Tuesday, September 19, 2006

The Torture Party

Calvin Trillin, the Nation's deadline poet, has a gem in last week's issue, "George Bush Explains His Policy on Torture to Someone Who Is Being Waterboarded":

An "alternate set of procedures"
Is what we're applying right now.
So please don't confuse this with torture,
That's something I'd never allow.

I know when you feel you are drowning,
You're thinking, "They're torturing me!"
But torture is not what we call it,
So torture it simply can't be.

You're lucky Americans got you,
If torture's the thing that you dread.
An alternate set of procedures
Is what we're applying instead.
It's no joke though.

President Bush thinks that the words "torture", "cruel treatment", "outrages against human dignity," and "humiliating and degrading treatment"are terribly vague and confusing, and they simply must be "clarified." Otherwise, how would anyone know whether "waterboarding, hypothermia and sleep deprivation" are allowed by the Geneva Conventions?

Here's the transcript from his petulant foot-stomping in the Rose Garden, where he refused to say where he stands on torture and what he wants to make more "clear" in its legality.

Newsweek reports that even so-called "maverick" Republican John McCain "and the other GOP senators have indicated they would be willing to amend domestic U.S. law, especially the War Crimes Act, to permit at least some 'enhanced' CIA techniques. They are also willing to pass legislation that would deny many rights to detainees at Guantánamo Bay and allow them to be held indefinitely."

Ah, compromise. No need for trials or evidence, because the Bush Administration never makes mistakes. Right?

Oh, wait:
Arar, now 36, was detained by U.S. authorities as he changed planes in New York on Sept. 26, 2002. He was held for questioning for 12 days, then flown by jet to Jordan and driven to Syria. He was beaten, forced to confess to having trained in Afghanistan -- where he never has been -- and then kept in a coffin-size dungeon for 10 months before he was released, the Canadian inquiry commission found.

The Washington Post editorialized about Bush's so-called "program" of torture and indefinite detention without trial:
Throughout the world and for decades, such practices have been called torture. That's what the United States called them when they were used by the Soviet KGB. As the president himself tacitly acknowledges, they violate Geneva and other international conventions as well as current U.S. law.
That doesn't stop Republican William Kristol, a man who has been magnificently wrong about almost everything he has written or said for the past decade (see, e.g. Iraq; see also Iran, coming soon), from writing a sickening article called "The Trap" in the Weekly Standard, in which he urges Republicans to run as the pro-torture candidates so that Democratic candidates fall into Bush's "trap" and appear "weak" on "terror."

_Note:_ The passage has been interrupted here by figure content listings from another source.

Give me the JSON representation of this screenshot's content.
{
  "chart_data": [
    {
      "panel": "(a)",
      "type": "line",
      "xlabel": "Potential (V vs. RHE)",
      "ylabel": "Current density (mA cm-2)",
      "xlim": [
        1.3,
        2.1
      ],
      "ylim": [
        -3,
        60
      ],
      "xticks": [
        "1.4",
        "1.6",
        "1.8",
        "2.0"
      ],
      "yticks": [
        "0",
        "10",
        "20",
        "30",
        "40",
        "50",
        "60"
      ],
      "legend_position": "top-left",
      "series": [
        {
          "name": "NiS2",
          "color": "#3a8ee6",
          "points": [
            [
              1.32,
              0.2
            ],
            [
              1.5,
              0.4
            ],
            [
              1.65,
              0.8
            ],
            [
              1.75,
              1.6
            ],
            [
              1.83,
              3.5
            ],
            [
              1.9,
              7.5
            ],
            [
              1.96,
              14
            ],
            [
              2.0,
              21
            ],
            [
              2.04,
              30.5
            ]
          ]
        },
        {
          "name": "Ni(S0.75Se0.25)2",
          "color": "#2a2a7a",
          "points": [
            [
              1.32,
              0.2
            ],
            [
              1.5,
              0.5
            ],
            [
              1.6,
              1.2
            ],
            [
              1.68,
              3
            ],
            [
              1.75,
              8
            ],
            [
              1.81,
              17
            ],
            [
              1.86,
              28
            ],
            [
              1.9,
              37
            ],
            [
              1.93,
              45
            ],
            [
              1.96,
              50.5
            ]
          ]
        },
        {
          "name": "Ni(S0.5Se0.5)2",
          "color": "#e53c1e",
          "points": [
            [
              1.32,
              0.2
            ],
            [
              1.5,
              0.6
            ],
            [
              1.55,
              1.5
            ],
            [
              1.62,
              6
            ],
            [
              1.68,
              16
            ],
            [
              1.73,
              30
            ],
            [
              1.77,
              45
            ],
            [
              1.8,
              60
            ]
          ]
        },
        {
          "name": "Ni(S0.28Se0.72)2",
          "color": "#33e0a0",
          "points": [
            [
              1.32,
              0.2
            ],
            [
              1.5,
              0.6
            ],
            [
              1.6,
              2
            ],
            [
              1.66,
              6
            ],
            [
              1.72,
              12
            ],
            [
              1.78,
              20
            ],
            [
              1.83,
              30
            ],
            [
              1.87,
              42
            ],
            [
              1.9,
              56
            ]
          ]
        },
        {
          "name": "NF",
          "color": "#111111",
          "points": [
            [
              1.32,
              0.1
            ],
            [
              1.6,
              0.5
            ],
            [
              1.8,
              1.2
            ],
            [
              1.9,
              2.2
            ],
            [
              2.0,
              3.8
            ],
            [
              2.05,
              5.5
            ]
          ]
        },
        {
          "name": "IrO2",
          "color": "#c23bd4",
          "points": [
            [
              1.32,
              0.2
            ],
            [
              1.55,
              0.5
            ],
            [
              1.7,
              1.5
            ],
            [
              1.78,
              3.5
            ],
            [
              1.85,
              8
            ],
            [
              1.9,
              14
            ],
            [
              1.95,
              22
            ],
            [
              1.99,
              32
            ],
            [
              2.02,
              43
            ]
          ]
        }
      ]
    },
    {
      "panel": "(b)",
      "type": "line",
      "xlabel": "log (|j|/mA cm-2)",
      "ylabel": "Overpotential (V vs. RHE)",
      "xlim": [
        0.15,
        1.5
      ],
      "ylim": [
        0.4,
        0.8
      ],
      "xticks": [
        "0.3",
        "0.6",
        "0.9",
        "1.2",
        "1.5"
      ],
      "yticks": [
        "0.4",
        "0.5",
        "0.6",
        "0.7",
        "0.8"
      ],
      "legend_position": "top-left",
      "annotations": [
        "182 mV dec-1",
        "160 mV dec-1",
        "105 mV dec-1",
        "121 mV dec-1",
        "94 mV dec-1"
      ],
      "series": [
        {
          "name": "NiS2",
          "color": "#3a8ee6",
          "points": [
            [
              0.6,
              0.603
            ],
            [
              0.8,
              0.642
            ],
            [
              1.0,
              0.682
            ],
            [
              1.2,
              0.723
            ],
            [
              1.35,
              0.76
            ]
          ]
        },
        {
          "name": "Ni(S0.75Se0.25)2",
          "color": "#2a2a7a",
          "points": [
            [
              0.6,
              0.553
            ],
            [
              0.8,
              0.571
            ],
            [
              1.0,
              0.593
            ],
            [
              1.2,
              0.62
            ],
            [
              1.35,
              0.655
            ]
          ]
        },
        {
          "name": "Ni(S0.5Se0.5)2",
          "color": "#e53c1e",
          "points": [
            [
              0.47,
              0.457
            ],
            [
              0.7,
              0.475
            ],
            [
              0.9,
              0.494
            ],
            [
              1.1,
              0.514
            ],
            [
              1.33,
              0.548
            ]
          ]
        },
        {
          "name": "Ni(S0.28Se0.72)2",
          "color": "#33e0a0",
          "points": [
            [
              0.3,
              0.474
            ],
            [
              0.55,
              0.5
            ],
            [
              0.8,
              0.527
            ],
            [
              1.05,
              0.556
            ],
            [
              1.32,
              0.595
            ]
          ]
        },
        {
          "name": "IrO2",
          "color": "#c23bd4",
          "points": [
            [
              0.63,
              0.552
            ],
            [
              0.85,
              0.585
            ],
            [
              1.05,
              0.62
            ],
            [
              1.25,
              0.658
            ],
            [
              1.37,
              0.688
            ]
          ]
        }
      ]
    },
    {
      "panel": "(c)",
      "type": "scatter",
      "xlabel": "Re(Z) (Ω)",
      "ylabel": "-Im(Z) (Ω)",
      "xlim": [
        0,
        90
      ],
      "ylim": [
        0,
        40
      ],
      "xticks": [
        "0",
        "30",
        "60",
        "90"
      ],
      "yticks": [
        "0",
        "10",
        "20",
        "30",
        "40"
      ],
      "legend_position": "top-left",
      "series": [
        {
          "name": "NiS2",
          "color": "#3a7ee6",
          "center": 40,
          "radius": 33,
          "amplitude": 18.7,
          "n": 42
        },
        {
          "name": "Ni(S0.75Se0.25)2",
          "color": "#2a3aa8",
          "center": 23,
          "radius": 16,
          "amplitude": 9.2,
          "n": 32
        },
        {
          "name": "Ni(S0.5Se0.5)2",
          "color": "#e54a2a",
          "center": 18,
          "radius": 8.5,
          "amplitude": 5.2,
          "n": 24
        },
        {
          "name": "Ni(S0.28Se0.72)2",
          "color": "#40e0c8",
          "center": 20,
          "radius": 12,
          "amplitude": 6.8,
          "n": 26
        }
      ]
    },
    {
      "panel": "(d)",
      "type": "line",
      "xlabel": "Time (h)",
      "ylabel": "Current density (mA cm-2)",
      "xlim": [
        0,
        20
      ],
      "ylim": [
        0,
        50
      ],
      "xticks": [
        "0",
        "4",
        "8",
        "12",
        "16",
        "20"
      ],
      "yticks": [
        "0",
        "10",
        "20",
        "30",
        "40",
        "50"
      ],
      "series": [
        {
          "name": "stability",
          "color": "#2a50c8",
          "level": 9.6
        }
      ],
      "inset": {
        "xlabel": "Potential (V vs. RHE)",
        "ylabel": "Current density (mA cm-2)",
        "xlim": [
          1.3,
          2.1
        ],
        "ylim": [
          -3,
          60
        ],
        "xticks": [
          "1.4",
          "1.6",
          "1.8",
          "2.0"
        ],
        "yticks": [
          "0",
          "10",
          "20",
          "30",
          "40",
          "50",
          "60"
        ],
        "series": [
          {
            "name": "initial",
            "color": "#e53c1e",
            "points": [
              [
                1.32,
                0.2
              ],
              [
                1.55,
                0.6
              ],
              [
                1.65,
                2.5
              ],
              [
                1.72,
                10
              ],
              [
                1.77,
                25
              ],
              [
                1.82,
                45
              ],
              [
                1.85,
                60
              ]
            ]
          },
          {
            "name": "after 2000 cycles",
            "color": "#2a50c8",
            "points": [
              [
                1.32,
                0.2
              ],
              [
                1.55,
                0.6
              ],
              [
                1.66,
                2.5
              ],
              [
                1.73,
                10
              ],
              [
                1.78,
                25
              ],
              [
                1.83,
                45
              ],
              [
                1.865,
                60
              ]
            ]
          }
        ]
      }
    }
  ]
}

Andrew Sullivan responds: "The capitulation of neoconservatism to the evil it once fought against is now complete."

No doubt. The New York Times has this to say:
Watching the president on Friday in the Rose Garden as he threatened to quit interrogating terrorists if Congress did not approve his detainee bill, we were struck by how often he acts as though there were not two sides to a debate. We have lost count of the number of times he has said Americans have to choose between protecting the nation precisely the way he wants, and not protecting it at all.

On Friday, President Bush posed a choice between ignoring the law on wiretaps, and simply not keeping tabs on terrorists. Then he said the United States could rewrite the Geneva Conventions, or just stop questioning terrorists. To some degree, he is following a script for the elections: terrify Americans into voting Republican.